Matéria publicada no Portal Terra em 16/07/2015

 

Leia no link do: Portal Terra

 

No Rio Grande do Sul, 10 pessoas morreram por conta da meningite neste ano, número maior que as três mortes ocorridas em 2014 no mesmo período, e a quantidade de casos também é mais alta. O surto levou a uma grande procura por vacinas na região. Muito se fala sobre os perigos da doença, mas você realmente sabe o que ela é? Afinal, todos os tipos são tão graves e merecem isolamento? Tire essas e outras dúvidas com as respostas do infectologista Alexandre Naime Barbosa, professor da Faculdade de Medicina da Universidade Estadual Paulista (Unesp)/Botucatu; e das pediatras Lélia Nogueira Rodrigues Margarido e Danyelle Oliveira Toledo, e do neurologista Sinesio Grace Duarte, professores da Universidade de Franca (Unifran).

 

 Meningite é uma inflamação

É a inflamação das meninges, membranas que revestem o cérebro e outras estruturas do sistema nervoso central. Essa inflamação pode ser causada por agentes químicos, físicos e principalmente infecciosos, como bactérias, vírus, fungos e protozoários. Segundo o site do Ministério da Saúde, as meningites bacterianas e virais são as mais importantes do ponto de vista da saúde pública, devido à capacidade de ocasionar surtos, e no caso da bacteriana, à gravidade dos casos.

 

Pode matar, sim

“Os dois principais diferenciais são apresentação clínica do quadro e gravidade. Dependendo do agente, a doença pode se manifestar em uma forma mais ou menos evidente e com maior ou menor taxa de mortalidade e sequelas”, disse o infectologista Barbosa. “As virais  têm curso mais benigno, enquanto as  bacterianas são mais graves.
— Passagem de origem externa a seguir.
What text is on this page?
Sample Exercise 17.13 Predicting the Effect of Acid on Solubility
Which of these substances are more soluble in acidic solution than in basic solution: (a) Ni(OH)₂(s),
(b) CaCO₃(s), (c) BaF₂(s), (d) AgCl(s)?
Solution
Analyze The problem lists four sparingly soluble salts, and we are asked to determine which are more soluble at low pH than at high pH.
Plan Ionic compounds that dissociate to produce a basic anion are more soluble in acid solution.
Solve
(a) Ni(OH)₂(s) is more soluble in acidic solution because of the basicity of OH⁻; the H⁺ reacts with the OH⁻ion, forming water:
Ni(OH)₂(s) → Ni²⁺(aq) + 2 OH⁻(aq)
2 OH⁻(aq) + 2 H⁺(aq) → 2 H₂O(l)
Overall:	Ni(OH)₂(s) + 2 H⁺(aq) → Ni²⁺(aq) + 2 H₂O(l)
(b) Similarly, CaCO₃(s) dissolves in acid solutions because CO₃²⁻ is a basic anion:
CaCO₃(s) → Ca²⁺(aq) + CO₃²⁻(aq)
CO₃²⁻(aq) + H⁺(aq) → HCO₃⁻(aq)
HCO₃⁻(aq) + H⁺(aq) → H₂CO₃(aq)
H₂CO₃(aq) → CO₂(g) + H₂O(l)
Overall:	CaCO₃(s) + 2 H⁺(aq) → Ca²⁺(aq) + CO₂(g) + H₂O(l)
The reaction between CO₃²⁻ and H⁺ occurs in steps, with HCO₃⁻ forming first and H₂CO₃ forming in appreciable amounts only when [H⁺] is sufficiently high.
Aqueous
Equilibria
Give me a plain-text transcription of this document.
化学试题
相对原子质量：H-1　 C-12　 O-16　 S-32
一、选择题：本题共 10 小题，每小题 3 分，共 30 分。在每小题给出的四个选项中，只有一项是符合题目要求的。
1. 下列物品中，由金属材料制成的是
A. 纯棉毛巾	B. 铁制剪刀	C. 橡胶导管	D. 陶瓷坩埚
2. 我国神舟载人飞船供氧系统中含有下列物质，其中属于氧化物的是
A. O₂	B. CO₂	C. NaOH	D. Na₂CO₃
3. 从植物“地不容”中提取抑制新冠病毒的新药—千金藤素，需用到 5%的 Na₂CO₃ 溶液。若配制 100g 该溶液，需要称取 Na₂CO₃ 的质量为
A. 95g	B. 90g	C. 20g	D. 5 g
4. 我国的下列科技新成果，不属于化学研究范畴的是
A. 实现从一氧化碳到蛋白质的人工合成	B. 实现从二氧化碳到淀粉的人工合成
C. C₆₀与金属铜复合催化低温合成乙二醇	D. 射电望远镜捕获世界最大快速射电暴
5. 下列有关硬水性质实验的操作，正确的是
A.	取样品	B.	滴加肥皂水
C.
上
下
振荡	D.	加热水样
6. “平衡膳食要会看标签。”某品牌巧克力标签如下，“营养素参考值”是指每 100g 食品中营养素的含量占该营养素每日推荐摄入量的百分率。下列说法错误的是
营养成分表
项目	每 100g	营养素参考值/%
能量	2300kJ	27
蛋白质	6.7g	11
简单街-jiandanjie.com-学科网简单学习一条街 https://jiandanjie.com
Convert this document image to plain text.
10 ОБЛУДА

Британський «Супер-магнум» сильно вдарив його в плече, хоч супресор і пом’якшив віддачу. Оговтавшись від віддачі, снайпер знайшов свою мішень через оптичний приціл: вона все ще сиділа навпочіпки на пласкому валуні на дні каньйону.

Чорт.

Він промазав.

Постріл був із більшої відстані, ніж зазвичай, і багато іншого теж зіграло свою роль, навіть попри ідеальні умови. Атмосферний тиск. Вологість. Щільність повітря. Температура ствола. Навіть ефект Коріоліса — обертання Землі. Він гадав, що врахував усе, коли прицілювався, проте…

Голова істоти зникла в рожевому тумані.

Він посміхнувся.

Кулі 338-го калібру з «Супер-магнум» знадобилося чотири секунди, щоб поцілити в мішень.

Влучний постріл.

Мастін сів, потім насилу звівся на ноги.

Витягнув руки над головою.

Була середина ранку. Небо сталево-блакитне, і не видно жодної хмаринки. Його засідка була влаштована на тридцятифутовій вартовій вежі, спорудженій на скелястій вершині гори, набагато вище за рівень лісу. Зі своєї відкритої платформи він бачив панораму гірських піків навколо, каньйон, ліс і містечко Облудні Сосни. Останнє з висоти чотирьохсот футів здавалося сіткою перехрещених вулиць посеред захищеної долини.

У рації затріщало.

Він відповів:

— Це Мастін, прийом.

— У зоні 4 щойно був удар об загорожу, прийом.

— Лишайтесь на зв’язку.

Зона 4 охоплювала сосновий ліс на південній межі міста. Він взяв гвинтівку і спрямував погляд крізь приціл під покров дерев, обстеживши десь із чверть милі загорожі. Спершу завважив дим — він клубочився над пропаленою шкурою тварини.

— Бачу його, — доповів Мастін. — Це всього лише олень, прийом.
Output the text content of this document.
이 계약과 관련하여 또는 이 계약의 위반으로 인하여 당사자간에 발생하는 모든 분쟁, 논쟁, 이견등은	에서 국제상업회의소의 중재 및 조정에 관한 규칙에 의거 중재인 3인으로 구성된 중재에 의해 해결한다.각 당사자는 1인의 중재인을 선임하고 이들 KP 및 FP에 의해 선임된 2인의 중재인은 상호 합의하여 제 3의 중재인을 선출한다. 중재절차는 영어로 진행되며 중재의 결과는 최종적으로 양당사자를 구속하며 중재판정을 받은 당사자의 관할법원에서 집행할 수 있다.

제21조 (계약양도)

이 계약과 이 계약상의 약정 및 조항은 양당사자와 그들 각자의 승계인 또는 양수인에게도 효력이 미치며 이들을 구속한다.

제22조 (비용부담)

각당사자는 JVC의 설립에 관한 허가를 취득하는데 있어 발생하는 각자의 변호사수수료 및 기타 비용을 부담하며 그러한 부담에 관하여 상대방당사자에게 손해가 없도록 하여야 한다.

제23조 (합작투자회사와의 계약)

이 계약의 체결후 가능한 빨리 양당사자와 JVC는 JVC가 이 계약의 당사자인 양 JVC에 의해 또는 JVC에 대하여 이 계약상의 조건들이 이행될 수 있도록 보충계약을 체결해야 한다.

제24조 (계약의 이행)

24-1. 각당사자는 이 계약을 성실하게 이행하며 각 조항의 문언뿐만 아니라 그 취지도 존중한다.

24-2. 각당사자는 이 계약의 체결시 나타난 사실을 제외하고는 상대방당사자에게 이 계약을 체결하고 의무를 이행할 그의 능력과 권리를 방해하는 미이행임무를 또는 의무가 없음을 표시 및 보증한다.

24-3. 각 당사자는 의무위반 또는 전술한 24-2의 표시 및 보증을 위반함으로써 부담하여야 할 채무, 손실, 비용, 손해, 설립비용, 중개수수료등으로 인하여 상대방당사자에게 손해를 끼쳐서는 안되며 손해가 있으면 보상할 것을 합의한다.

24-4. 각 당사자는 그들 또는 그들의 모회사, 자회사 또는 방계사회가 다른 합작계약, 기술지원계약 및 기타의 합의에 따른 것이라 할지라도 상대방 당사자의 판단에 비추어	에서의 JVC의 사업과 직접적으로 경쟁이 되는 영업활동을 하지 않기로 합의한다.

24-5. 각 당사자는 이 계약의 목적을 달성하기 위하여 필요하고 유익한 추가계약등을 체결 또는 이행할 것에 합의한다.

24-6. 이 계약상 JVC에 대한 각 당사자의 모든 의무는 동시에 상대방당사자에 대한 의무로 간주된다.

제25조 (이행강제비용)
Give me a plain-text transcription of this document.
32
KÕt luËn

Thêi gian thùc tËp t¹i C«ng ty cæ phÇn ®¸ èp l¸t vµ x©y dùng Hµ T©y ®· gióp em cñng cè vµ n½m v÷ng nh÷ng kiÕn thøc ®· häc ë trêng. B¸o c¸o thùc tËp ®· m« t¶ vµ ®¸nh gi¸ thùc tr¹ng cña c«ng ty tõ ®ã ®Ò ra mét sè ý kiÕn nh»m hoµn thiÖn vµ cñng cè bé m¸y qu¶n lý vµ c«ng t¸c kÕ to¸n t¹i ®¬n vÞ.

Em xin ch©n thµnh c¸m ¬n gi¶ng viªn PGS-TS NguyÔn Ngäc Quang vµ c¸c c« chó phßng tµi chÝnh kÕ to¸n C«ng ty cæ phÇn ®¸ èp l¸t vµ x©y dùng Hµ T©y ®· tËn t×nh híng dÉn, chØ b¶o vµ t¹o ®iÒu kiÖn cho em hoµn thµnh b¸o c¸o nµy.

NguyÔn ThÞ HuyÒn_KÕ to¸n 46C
As causadas por fungos ou parasitas são mais crônicas”, acrescentaram os professores da Unifran.

 

Como a meningite é transmitida?

A transmissão da meningite depende do agente infeccioso. Segundo o infectologista Barbosa, contato com secreção nasal e espirros são fonte de possível contaminação por meningococo, hemófilo e alguns vírus, como o enterovírus. Otites, sinusites e outras infecções bacterianas de cabeça e pescoço podem favorecer, pela proximidade, a migração de bactérias para o sistema nervoso central, especialmente o pneumococo. Infecções generalizadas podem levar bactérias para as meninges, como no caso do pneumococo. Infecções bacterianas, fúngicas e virais também podem migrar para o sistema nervoso central, como nos casos da meningite tuberculosa, herpética ou criptocócica. Traumas ou cirurgias de crânio podem favorecer a infecção local. “A transmissão fecal-oral é de grande importância para a meningite viral, em infecções por enterovírus”, citou o site do Ministério da Saúde.

 

Meningite meningocócica é contagiosa até por espirros

A meningite meningocócica, infecção causada por uma bactéria chamada Neisseria meningitidis ou meningococo, é mais conhecida por dois motivos, como informou o infectologista Barbosa. O primeiro deles é a facilidade de transmissão, já que pequenas quantidades de secreção nasal ou espirros podem ser altamente contagiosos, principalmente em ambientes fechados, como salas de aulas, creches e transporte público em que haja contato próximo entre as pessoas. O outro é a gravidade da doença, já que a meningite meningocócica por si só já é muito grave para o sistema nervoso central, mas também pode ainda vir acompanhada da forma disseminada da infecção, chamada de meningococcemia, situação em que a bactéria se espalha pelo corpo (septicemia), com alto índice de mortalidade. “É uma doença de evolução rápida e com alta letalidade, que varia de 7% até 70%. Mesmo em países com assistência médica adequada, a meningococcemia pode ter uma letalidade de até 40%. Geralmente, acomete crianças e adultos jovens, mas em situações epidêmicas, a doença pode atingir pessoas de todas as faixas etárias”, relatam os médicos da Unifran.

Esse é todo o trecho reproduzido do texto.